First, these new or emergent pieces of legislation require enhanced governance controls and processes (either explicitly or implicitly) that go beyond those envisioned by the original Essential Elements of Accountability and Accountability Guidance issued by several regulators.[1]  For example, the Colorado Rules and Draft California Regulations require the explicit description and communication of specific processes that have been employed by the organization to mitigate risk. The Guidance on AI and Data Protection by the Information Commissioner’s Office in the United Kingdom and the NIST AII Risk Management Framework are two examples of where policy makers and regulators are expecting more explicit and demonstrable accountability processes. In many organizations, these controls do not exist, and so organizations are caught playing catch up in a quickly evolving regulatory landscape.

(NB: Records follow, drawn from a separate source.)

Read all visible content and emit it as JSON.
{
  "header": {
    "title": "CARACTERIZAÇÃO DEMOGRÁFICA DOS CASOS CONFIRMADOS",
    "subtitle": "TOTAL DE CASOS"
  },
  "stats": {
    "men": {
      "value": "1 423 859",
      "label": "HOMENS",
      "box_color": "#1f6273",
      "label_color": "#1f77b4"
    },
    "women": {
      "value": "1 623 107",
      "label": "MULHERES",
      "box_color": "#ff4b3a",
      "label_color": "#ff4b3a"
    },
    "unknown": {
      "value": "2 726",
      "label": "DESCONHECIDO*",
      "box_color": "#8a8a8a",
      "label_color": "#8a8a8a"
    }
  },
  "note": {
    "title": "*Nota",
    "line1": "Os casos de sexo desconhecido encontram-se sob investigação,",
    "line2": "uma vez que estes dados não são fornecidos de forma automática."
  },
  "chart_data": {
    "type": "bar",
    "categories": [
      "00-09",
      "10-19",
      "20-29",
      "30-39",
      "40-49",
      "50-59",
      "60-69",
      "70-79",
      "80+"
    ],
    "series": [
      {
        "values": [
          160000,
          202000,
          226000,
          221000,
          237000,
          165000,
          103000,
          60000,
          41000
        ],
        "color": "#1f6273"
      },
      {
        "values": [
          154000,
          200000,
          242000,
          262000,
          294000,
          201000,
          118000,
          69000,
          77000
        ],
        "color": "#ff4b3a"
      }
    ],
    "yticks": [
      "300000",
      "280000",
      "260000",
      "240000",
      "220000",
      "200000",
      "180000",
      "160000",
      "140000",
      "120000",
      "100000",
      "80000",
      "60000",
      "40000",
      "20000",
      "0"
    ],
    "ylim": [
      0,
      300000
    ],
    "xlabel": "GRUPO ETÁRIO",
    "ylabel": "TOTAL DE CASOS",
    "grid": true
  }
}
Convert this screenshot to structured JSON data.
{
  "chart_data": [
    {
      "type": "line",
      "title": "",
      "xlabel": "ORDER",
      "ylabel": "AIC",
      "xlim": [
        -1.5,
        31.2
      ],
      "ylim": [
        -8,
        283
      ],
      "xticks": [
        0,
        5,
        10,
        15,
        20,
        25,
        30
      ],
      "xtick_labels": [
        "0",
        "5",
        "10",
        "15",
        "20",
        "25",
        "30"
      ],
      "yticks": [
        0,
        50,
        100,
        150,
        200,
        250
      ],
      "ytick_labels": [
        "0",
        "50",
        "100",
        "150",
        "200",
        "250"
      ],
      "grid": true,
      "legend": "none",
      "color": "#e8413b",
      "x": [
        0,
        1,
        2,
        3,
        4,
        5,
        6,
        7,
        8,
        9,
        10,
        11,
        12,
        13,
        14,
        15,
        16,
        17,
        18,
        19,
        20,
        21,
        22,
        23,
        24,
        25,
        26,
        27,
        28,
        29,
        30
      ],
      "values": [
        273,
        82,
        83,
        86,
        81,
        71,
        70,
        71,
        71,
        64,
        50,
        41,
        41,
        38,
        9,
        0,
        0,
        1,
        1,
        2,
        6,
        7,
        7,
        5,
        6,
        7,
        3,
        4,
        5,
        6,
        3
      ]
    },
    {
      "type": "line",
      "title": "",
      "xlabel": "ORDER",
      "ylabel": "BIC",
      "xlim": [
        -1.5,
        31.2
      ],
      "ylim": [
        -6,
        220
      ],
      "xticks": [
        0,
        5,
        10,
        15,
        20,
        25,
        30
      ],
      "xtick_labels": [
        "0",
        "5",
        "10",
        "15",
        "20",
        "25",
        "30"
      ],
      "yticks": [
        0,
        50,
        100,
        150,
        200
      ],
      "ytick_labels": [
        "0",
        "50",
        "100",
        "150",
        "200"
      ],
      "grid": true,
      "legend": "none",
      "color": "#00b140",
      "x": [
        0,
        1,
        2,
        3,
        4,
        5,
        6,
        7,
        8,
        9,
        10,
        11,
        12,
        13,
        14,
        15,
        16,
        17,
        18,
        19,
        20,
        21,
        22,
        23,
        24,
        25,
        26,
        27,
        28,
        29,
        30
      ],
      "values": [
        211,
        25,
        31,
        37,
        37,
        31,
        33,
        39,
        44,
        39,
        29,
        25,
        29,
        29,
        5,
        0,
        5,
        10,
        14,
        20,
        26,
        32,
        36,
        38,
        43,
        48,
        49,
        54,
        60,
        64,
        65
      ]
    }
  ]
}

Second, and relatedly, the new set of laws coming out of the U.S. could pave the way for increased interest from regulators in impact assessments. A regulator, for example, a State Attorney General, can ask to receive a DPA, and it is therefore likely they also would ask for details on processes and controls associated with key risk mitigators. This same requirement to produce an assessment to a regulator exists in the proposed EU AI Act and Canada’s C-27. This production potential leads to the asking of the following types of questions outlined in IAPP’s Regulators’ rulebook for AI: Bit by bit (

  • What policies, procedures and people do you have in place to assess AI risk and safety?
  • Who is involved in assessing AI risks and have they have been sufficiently mitigated for product release? What are those individuals’ roles, reporting structures, titles, departments, and relevant expertise?
  • What risks did you take into consideration?
  • What risk mitigation measures did you implement?
  • What methods did you use to train or retrain your models?

New requirements for DPAs will trigger regulators’ requests to show or demonstrate new accountability requirements. The immediate impact of this likely will be felt first in the U.S. as a result of the new state privacy laws.

Today, there is no common standard or common regulatory expectation as to what these new demonstrable processes should consist of. The unknown factors include how DPAs and other assessment requirements should be structured. This lack of clarity can create uncertainty for businesses who wish to increase their use of data as part of their strategies.  And so, we risk regulators stepping in and setting standards that may not reflect a full understanding about business imperatives or how technology works, all without the involvement of business. Let us hope that in the months and years ahead we do not affirm the saying that “bad facts make for bad law”. But let us do more than hope. By working together, business and regulators can develop effective “demonstrable accountability” standards of practice for regulatory guidance (this was the result of the original accountability dialogue in 2009-11) and provide some clarity for business.

The IAF believes that we can help clarify the evolving regulatory environment by developing a framework of standards for demonstrable accountability. Look for a specific proposal from the IAF in the coming months as our research progresses.  

[1]In April 2012, the Office of the Privacy Commissioner of Canada (OPC) and the Offices of the Information and Privacy Commissioners (OIPCs) of Alberta and British Columbia worked together to develop “Getting Accountability Right with a Privacy Management Program” (Canadian Guidance), which set forth the appropriate policies and procedures an accountable organization must have in place that promote good practices which, taken as a whole, constitute a privacy management program.